## Land evaporation [in “State of the Climate in 2018”]

by D.G. Miralles, B. Martens, H.E. Beck, A.J. Dolman, C. Jimenez, M.F. McCabe, E.F. Wood
Peer-Reviewed Journal Articles Year: 2019 DOI: 10.1175/2017BAMSStateoftheClimate.1

#### Extra Information

Bulletin of the American Meteorological Society 99(8), S34

#### Abstract

Evaporation estimates are crucial to determine water availability for human use, analyze ecosystem productivity and species richness, and monitor agricultural needs for irrigation (Fisher et al. 2017). Moreover, quantifying the return flow of water from terrestrial surfaces to the atmosphere enables the detection of land use and climate impacts on the hydrological cycle (Dolman et al. 2014).
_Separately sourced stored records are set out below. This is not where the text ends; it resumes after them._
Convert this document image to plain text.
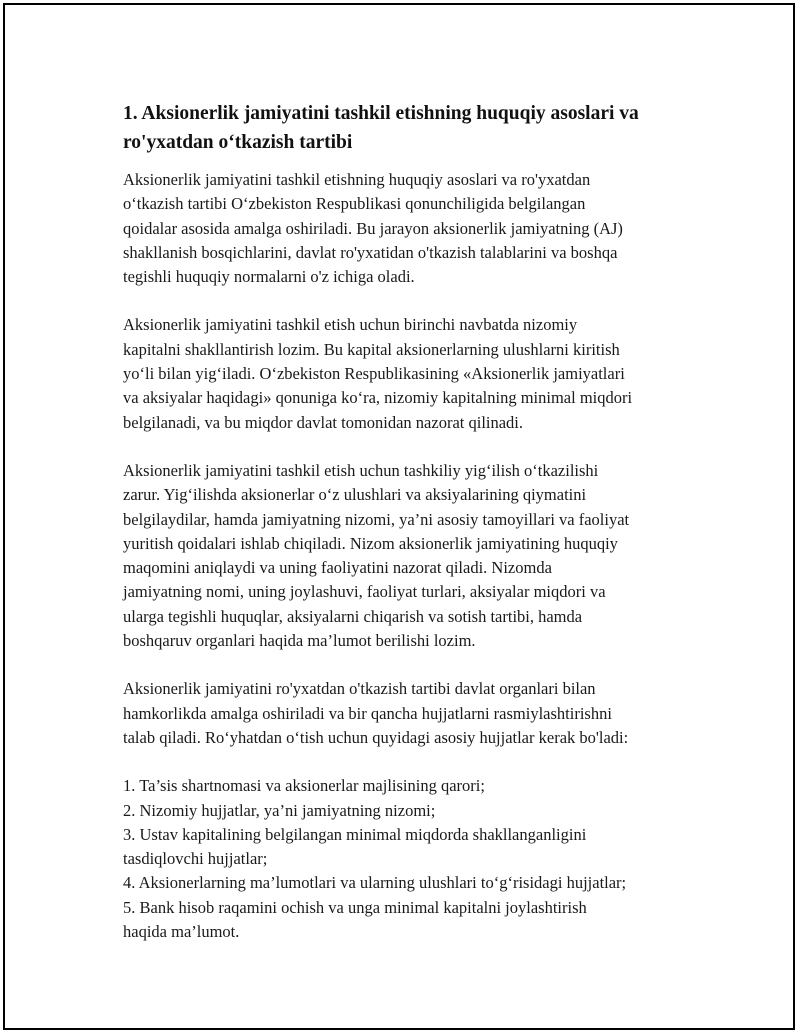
1. Aksionerlik jamiyatini tashkil etishning huquqiy asoslari va
ro'yxatdan o‘tkazish tartibi

Aksionerlik jamiyatini tashkil etishning huquqiy asoslari va ro'yxatdan
o‘tkazish tartibi O‘zbekiston Respublikasi qonunchiligida belgilangan
qoidalar asosida amalga oshiriladi. Bu jarayon aksionerlik jamiyatning (AJ)
shakllanish bosqichlarini, davlat ro'yxatidan o'tkazish talablarini va boshqa
tegishli huquqiy normalarni o'z ichiga oladi.

Aksionerlik jamiyatini tashkil etish uchun birinchi navbatda nizomiy
kapitalni shakllantirish lozim. Bu kapital aksionerlarning ulushlarni kiritish
yo‘li bilan yig‘iladi. O‘zbekiston Respublikasining «Aksionerlik jamiyatlari
va aksiyalar haqidagi» qonuniga ko‘ra, nizomiy kapitalning minimal miqdori
belgilanadi, va bu miqdor davlat tomonidan nazorat qilinadi.

Aksionerlik jamiyatini tashkil etish uchun tashkiliy yig‘ilish o‘tkazilishi
zarur. Yig‘ilishda aksionerlar o‘z ulushlari va aksiyalarining qiymatini
belgilaydilar, hamda jamiyatning nizomi, ya’ni asosiy tamoyillari va faoliyat
yuritish qoidalari ishlab chiqiladi. Nizom aksionerlik jamiyatining huquqiy
maqomini aniqlaydi va uning faoliyatini nazorat qiladi. Nizomda
jamiyatning nomi, uning joylashuvi, faoliyat turlari, aksiyalar miqdori va
ularga tegishli huquqlar, aksiyalarni chiqarish va sotish tartibi, hamda
boshqaruv organlari haqida ma’lumot berilishi lozim.

Aksionerlik jamiyatini ro'yxatdan o'tkazish tartibi davlat organlari bilan
hamkorlikda amalga oshiriladi va bir qancha hujjatlarni rasmiylashtirishni
talab qiladi. Ro‘yhatdan o‘tish uchun quyidagi asosiy hujjatlar kerak bo'ladi:

1. Ta’sis shartnomasi va aksionerlar majlisining qarori;
2. Nizomiy hujjatlar, ya’ni jamiyatning nizomi;
3. Ustav kapitalining belgilangan minimal miqdorda shakllanganligini
tasdiqlovchi hujjatlar;
4. Aksionerlarning ma’lumotlari va ularning ulushlari to‘g‘risidagi hujjatlar;
5. Bank hisob raqamini ochish va unga minimal kapitalni joylashtirish
haqida ma’lumot.
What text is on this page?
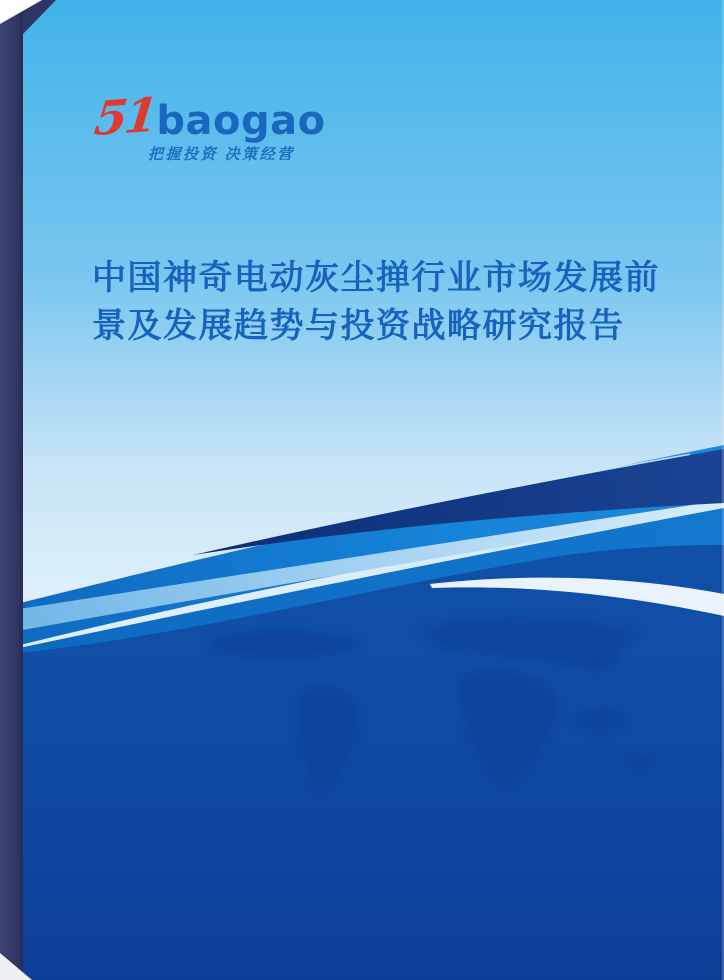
51
baogao
把握投资 决策经营
中国神奇电动灰尘掸行业市场发展前
景及发展趋势与投资战略研究报告
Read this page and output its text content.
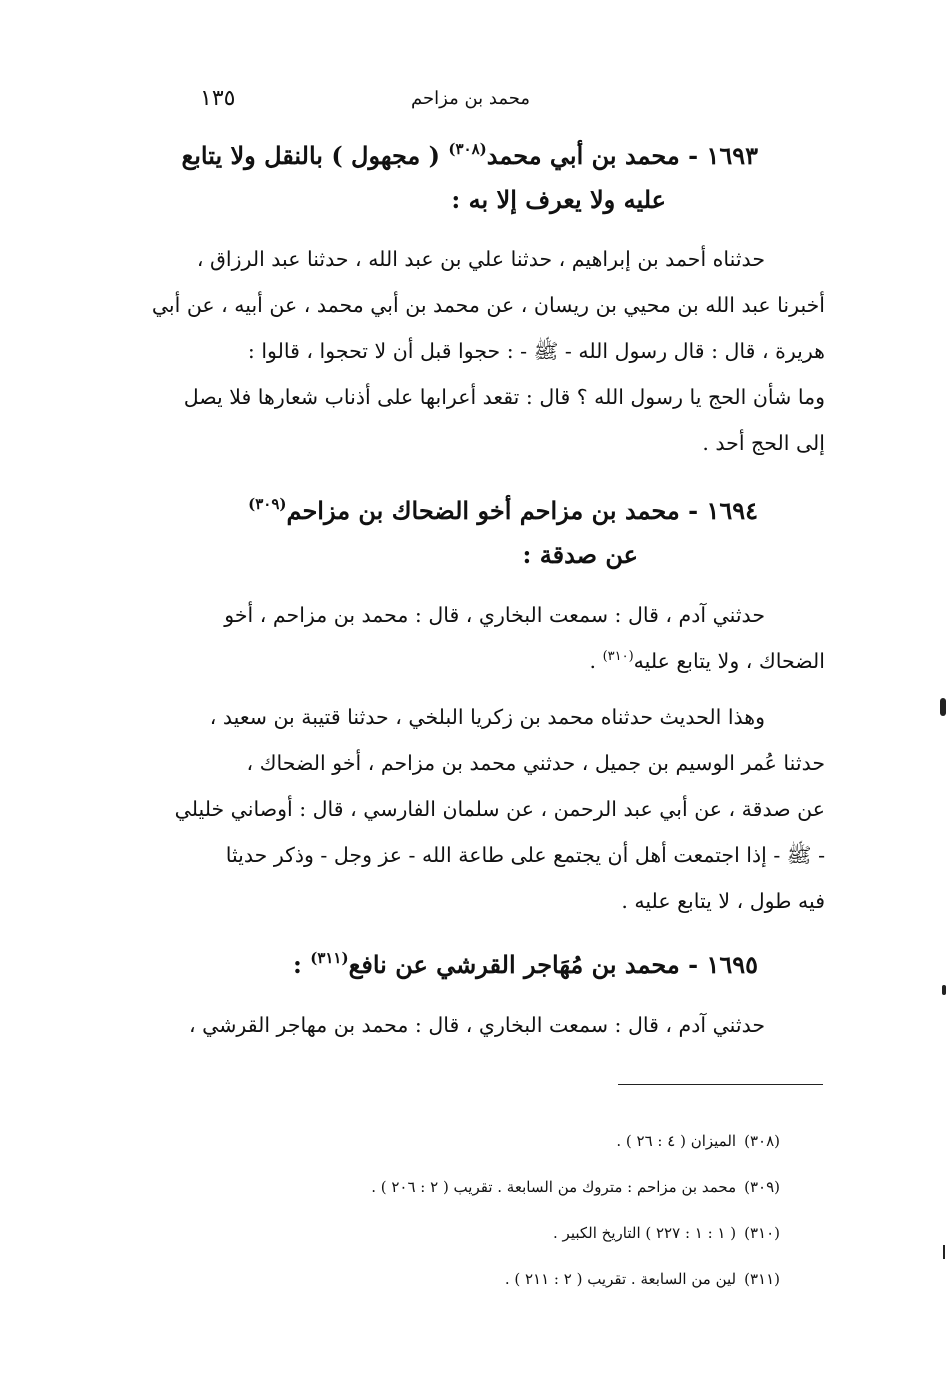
محمد بن مزاحم
١٣٥
١٦٩٣ - محمد بن أبي محمد$^{(٣٠٨)}$ ( مجهول ) بالنقل ولا يتابع
عليه ولا يعرف إلا به :
حدثناه أحمد بن إبراهيم ، حدثنا علي بن عبد الله ، حدثنا عبد الرزاق ،
أخبرنا عبد الله بن محيي بن ريسان ، عن محمد بن أبي محمد ، عن أبيه ، عن أبي
هريرة ، قال : قال رسول الله - ﷺ - : حجوا قبل أن لا تحجوا ، قالوا :
وما شأن الحج يا رسول الله ؟ قال : تقعد أعرابها على أذناب شعارها فلا يصل
إلى الحج أحد .
١٦٩٤ - محمد بن مزاحم أخو الضحاك بن مزاحم$^{(٣٠٩)}$
عن صدقة :
حدثني آدم ، قال : سمعت البخاري ، قال : محمد بن مزاحم ، أخو
الضحاك ، ولا يتابع عليه$^{(٣١٠)}$ .
وهذا الحديث حدثناه محمد بن زكريا البلخي ، حدثنا قتيبة بن سعيد ،
حدثنا عُمر الوسيم بن جميل ، حدثني محمد بن مزاحم ، أخو الضحاك ،
عن صدقة ، عن أبي عبد الرحمن ، عن سلمان الفارسي ، قال : أوصاني خليلي
- ﷺ - إذا اجتمعت أهل أن يجتمع على طاعة الله - عز وجل - وذكر حديثا
فيه طول ، لا يتابع عليه .
١٦٩٥ - محمد بن مُهَاجر القرشي عن نافع$^{(٣١١)}$ :
حدثني آدم ، قال : سمعت البخاري ، قال : محمد بن مهاجر القرشي ،
(٣٠٨)الميزان ( ٤ : ٢٦ ) .
(٣٠٩)محمد بن مزاحم : متروك من السابعة . تقريب ( ٢ : ٢٠٦ ) .
(٣١٠)( ١ : ١ : ٢٢٧ ) التاريخ الكبير .
(٣١١)لين من السابعة . تقريب ( ٢ : ٢١١ ) .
Despite being seldom measured in situ and not directly observed from space, a range of datasets exists today to monitor evaporation at continental scales (McCabe et al. 2016; Miralles et al. 2016; Yo. Zhang et al. 2019). These datasets are hybrids between observations and modeling and have been used to study trends in hydrology and climate (Jung et al. 2010; Zhang et al. 2016; Cheng et al. 2017); impacts of climate oscillations (Miralles et al. 2014b; Martens et al. 2018); irrigation requirements (Anderson et al. 2015); and hydrometeorological extremes (Miralles et al. 2014a; Mu et al. 2013). Only a few of the existing datasets are produced in near-real time and, typically, only for specific continents (Ghilain et al. 2011; Anderson et al. 2011). Data for this analysis were obtained from the Global Land Evaporation Amsterdam Model (GLEAM; Miralles et al. 2011) version v3.2a (Martens et al. 2017), a simple land surface scheme run with satellite data. While not deliberately designed with an operational intent, GLEAM is updated with a few months’ latency and has been widely validated in multiple initiatives over the past few years (McCabe et al. 2016; Miralles et al. 2016).